SJ Auctioneers sale leads with rare Argentinian Art Retro necklace
A rare Argentinian Art Retro necklace leads SJ Auctioneers’ nearly 350-lot sale, a 61-gram 18K gold piece estimated at $12,000 to $18,000.

The lot to decode in SJ Auctioneers’ mixed-collectibles sale is a late-1930s to early-1940s Argentinian Art Retro necklace in 18K gold, estimated at $12,000 to $18,000. At about 16 inches long and 61 grams, or 1.95 troy ounces, it has the kind of physical presence collectors notice immediately, not just for its weight but for the disciplined geometry of its hand-drawn tubing, cut and soldered into a repetitive pattern.
That construction is the first clue worth studying. Art Retro jewelry lives in the tension between sculptural form and industrial precision, and this necklace’s repetitive geometry gives buyers something tangible to assess before the hammer falls. The date range, the Argentinian origin, the 18K gold content and the substantial weight all matter here, because they help separate a decorative necklace from a period piece with real collector appeal. In a crowded catalog, those are the details that can justify a premium, or expose a weak attribution.
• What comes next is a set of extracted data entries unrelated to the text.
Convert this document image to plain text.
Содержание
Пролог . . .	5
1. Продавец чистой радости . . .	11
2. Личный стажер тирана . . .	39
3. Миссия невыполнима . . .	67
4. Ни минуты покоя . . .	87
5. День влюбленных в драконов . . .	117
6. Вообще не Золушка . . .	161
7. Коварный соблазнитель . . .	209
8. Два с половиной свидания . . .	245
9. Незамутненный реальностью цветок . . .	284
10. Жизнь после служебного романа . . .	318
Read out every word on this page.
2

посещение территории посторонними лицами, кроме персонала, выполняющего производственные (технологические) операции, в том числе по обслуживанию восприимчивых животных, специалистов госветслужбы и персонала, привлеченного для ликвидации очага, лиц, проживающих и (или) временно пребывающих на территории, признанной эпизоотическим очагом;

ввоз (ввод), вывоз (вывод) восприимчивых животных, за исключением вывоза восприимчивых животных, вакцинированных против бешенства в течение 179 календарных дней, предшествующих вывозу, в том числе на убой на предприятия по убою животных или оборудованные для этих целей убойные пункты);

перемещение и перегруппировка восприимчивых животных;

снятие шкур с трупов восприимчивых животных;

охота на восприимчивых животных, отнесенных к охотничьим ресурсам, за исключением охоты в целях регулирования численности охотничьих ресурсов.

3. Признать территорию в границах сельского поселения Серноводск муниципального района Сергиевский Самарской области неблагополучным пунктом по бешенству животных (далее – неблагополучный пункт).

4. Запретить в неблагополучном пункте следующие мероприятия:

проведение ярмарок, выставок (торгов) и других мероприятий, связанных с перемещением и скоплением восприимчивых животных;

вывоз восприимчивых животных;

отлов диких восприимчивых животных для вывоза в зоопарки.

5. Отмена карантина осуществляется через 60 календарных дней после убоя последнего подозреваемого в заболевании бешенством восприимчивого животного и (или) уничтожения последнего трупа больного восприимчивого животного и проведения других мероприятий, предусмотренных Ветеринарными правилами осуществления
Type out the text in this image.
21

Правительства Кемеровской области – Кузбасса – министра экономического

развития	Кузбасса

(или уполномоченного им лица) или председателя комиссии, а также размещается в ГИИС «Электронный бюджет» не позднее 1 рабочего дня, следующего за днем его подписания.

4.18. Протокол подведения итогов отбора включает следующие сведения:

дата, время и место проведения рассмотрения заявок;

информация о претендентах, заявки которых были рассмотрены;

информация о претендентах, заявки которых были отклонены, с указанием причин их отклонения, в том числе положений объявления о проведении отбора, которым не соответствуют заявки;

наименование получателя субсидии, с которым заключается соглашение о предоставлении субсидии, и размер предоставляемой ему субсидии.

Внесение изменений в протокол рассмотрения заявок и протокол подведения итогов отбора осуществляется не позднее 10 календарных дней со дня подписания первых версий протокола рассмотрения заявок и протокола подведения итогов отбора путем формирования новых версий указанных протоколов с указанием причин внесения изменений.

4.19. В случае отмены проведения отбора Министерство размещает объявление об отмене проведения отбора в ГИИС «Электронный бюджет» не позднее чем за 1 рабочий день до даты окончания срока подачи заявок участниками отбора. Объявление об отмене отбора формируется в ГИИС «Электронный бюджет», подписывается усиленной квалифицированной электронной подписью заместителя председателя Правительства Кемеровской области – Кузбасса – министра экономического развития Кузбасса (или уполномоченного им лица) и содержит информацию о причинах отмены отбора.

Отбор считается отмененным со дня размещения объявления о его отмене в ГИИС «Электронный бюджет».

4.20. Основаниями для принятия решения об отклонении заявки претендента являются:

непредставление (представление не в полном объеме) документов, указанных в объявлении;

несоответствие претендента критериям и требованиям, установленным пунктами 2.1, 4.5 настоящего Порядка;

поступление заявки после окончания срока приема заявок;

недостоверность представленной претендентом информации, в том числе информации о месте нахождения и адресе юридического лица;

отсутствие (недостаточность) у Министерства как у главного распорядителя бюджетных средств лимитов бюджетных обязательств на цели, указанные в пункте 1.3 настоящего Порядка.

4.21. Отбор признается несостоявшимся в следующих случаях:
The necklace leads an online-only Collectible Toys, Jewelry, Silverware & Décor sale scheduled for Sunday, May 31, at 6 p.m. Eastern Time. Nearly 350 lots will cross the block, and the jewelry section is strengthened by signed pieces from David Webb, Buccellati, Cartier and Tiffany & Co., a lineup that gives the preview more than one avenue for collector scrutiny. Maker marks, period style and execution will matter across that range, especially for buyers trying to decide whether a lot is merely attractive or genuinely scarce.
The silverware lots sharpen the picture further. A 40-piece Buccellati service for eight in the Milano pattern is estimated at $10,000 to $12,000, while a Tiffany & Co. flatware service for six in the Audubon pattern, with pouches and no monogram, is estimated at $9,000 to $12,000. Those figures place the necklace in the top tier of the sale, but not in a category of its own, which is useful for bidders gauging how aggressively to move when jewelry, silver and décor are competing for attention.

SJ Auctioneers is based in Brooklyn, New York, and its specialties range far beyond jewels, from Lionel trains and Baccarat to Steuben, Herend, Italian Murano home decor, Disney collectibles and vehicles from Tonka, Tootsietoy Buddy L, Matchbox Lesney and American Flyer. That broad collector base is exactly why a serious jewelry buyer should not skim past this catalog: the Argentinian necklace stands out not because the sale is jewelry-only, but because it can be identified, decoded and judged against a surprisingly deep field of objects.